Piedmont’s Appreciating Diversity Film Series kicks off its 20th season of hosting free screenings, speakers and community conversation this fall, with a lineup that continues to celebrate great documentary films and activism.
First up in September will be And Then They Came for Us, co-directed by Bay Area filmmakers Abby Ginzberg and Ken Schneider. In 1942, Executive Order 9066 forced the incarceration of 120,000 Japanese Americans for the duration, an act now understood as a massive abuse of civil rights. The film explores this history and its relevance today, in the face of threats of a Muslim registry and imposition of a travel ban. (Ellen Driscoll Theater, Piedmont: 7 pm, Sept 27; New Parkway Theater, Oakland: 3 pm Oct 1)

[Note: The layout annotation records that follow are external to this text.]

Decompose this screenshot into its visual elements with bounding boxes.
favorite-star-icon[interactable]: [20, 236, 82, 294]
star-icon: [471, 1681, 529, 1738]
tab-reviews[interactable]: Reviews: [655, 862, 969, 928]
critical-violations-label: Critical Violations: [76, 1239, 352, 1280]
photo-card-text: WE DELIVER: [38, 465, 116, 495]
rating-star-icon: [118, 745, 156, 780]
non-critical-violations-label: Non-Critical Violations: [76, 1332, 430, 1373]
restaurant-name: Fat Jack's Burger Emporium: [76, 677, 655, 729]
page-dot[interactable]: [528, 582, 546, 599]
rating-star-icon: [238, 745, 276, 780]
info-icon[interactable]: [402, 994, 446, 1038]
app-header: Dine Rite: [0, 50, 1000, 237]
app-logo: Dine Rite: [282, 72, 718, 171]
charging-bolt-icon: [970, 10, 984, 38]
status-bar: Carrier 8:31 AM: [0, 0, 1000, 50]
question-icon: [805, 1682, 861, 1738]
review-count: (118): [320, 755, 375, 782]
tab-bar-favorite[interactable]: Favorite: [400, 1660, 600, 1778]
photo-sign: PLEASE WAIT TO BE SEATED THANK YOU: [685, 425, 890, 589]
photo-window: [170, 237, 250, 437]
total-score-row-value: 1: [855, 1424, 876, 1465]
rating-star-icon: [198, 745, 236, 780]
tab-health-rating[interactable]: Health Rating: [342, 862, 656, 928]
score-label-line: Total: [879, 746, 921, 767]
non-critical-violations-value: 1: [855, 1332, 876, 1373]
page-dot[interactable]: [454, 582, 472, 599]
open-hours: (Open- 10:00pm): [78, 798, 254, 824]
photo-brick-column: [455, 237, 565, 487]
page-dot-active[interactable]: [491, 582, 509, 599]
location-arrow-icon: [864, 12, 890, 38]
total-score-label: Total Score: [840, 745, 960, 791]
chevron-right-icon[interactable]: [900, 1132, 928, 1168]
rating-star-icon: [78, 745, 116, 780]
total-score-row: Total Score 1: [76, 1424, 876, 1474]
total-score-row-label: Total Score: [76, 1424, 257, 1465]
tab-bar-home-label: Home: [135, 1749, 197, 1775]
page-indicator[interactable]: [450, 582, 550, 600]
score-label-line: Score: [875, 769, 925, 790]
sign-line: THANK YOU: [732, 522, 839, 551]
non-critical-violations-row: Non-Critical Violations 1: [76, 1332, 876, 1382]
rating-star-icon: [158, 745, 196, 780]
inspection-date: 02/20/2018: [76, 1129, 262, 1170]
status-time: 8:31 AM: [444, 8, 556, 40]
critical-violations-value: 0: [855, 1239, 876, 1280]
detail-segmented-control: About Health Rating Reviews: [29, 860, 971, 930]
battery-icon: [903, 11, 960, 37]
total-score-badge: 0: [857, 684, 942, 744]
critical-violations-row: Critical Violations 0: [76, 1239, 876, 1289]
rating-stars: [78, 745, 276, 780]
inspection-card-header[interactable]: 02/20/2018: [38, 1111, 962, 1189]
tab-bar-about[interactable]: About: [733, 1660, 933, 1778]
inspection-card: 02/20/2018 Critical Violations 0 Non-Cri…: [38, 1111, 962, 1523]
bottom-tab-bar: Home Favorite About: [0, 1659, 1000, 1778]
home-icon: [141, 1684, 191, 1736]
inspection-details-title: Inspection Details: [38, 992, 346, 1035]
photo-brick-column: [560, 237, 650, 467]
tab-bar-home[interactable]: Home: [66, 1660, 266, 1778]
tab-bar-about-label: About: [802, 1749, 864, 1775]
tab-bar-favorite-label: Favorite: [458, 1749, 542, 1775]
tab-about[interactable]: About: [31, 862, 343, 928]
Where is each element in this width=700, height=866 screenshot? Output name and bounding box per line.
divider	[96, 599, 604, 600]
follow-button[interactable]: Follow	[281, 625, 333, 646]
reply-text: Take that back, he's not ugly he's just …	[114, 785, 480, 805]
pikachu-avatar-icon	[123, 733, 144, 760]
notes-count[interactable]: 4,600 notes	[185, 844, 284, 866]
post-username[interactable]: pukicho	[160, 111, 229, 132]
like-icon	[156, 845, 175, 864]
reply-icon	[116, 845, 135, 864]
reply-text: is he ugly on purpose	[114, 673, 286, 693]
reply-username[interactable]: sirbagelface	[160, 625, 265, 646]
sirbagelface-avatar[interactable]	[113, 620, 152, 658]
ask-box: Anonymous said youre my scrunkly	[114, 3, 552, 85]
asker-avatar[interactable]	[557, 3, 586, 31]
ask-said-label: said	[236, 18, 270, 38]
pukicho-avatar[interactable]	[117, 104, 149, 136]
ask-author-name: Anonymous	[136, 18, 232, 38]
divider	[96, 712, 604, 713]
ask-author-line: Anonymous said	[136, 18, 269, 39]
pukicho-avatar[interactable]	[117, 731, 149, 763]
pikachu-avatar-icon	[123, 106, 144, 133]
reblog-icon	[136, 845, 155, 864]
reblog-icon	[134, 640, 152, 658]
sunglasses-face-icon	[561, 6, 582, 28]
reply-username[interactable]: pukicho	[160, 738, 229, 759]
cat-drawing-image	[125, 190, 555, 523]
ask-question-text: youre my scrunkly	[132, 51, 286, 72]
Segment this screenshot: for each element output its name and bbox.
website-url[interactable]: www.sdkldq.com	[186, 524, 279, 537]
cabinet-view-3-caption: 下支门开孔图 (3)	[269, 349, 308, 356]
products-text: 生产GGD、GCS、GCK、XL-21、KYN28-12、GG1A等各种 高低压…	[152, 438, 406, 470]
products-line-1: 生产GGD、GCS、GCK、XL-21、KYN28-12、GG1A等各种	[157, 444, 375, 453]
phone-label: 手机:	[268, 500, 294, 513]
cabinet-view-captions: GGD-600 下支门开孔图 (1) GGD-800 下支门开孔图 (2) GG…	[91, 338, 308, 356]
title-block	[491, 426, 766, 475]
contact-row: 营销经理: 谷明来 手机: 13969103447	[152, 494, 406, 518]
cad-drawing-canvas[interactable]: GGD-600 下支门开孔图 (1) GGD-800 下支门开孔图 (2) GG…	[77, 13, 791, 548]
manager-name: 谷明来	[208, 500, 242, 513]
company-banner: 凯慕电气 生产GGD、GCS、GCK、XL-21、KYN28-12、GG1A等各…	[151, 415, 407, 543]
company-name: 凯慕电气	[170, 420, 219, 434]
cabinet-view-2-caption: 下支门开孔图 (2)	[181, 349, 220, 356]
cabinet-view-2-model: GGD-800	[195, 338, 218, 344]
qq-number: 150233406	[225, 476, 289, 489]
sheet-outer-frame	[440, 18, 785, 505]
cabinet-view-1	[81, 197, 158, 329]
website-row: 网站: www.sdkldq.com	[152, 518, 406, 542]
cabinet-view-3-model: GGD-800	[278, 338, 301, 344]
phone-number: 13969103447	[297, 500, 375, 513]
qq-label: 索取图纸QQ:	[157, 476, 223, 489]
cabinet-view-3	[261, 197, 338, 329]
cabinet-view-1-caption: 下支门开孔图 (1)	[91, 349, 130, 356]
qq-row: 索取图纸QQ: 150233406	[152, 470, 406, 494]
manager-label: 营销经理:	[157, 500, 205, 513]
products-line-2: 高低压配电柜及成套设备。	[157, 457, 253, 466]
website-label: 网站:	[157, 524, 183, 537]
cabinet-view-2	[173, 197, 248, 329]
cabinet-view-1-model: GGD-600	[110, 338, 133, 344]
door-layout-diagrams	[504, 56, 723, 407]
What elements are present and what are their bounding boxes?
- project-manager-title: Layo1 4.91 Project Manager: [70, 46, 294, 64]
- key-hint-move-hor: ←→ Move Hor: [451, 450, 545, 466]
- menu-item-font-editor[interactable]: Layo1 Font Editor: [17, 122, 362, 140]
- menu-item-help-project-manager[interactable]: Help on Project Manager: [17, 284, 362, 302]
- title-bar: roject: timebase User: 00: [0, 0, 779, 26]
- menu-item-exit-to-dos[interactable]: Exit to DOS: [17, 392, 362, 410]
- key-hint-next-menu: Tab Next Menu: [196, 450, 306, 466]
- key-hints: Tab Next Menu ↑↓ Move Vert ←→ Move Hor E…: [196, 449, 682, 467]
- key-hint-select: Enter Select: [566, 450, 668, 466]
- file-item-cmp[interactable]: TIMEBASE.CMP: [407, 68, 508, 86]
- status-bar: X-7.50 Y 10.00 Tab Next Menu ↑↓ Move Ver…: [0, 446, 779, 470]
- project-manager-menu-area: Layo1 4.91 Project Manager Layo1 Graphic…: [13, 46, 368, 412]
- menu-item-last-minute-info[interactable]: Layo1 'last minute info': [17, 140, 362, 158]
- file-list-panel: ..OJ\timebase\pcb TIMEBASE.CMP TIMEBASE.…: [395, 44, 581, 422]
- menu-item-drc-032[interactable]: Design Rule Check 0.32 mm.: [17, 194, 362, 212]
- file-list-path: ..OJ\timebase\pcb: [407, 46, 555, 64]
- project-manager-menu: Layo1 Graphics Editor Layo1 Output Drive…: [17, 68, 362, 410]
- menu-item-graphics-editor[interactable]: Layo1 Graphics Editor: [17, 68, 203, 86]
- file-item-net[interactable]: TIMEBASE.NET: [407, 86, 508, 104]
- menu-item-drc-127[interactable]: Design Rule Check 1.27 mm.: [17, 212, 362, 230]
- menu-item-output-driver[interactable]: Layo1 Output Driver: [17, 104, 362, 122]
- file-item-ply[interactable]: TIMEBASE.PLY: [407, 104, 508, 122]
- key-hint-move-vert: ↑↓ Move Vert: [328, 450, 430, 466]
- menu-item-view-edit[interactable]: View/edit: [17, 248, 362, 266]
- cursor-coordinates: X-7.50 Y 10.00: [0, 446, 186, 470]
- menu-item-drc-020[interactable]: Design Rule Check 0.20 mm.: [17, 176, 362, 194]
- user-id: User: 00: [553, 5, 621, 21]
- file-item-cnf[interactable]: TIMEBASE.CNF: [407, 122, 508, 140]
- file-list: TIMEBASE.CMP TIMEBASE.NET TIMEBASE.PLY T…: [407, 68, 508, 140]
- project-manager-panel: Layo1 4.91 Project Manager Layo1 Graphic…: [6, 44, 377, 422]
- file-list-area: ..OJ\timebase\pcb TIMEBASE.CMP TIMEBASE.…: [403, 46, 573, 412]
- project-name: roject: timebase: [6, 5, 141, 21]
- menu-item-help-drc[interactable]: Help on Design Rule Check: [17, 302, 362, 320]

CODE: Debugging the Gender Gap will be screened in October. CODE uncovers the history that led to today’s male-dominated tech world, and highlights the efforts of women computer coders to open this field to girls and young people of color, focusing on expanding STEAM education for all. (Piedmont, 7 pm, Oct 25; Oakland, 3 pm, Oct 28)
In December ADFS will present Growing Up Trans, an intimate, enlightening journey inside the struggles and choices facing young transgender kids and their families. (Piedmont, 7 pm Dec 7; Oakland, 3 pm Dec 9)
In January ADFS will screen The House We Live In and Arc of Justice, two films that explore the family wealth gap between white and black Americans arising from deliberate and systemic government policies, and separate efforts to help secure economic independence for African American families. (Piedmont, 7 pm, Jan 11; Oakland, 3 pm, Jan 13)
ADFS films are ALWAYS FREE. Piedmont screenings are at Ellen Driscoll Playhouse, 325 Highland Ave, Piedmont. Oakland screenings are at the New Parkway Theater, 474 24th Street, Oakland.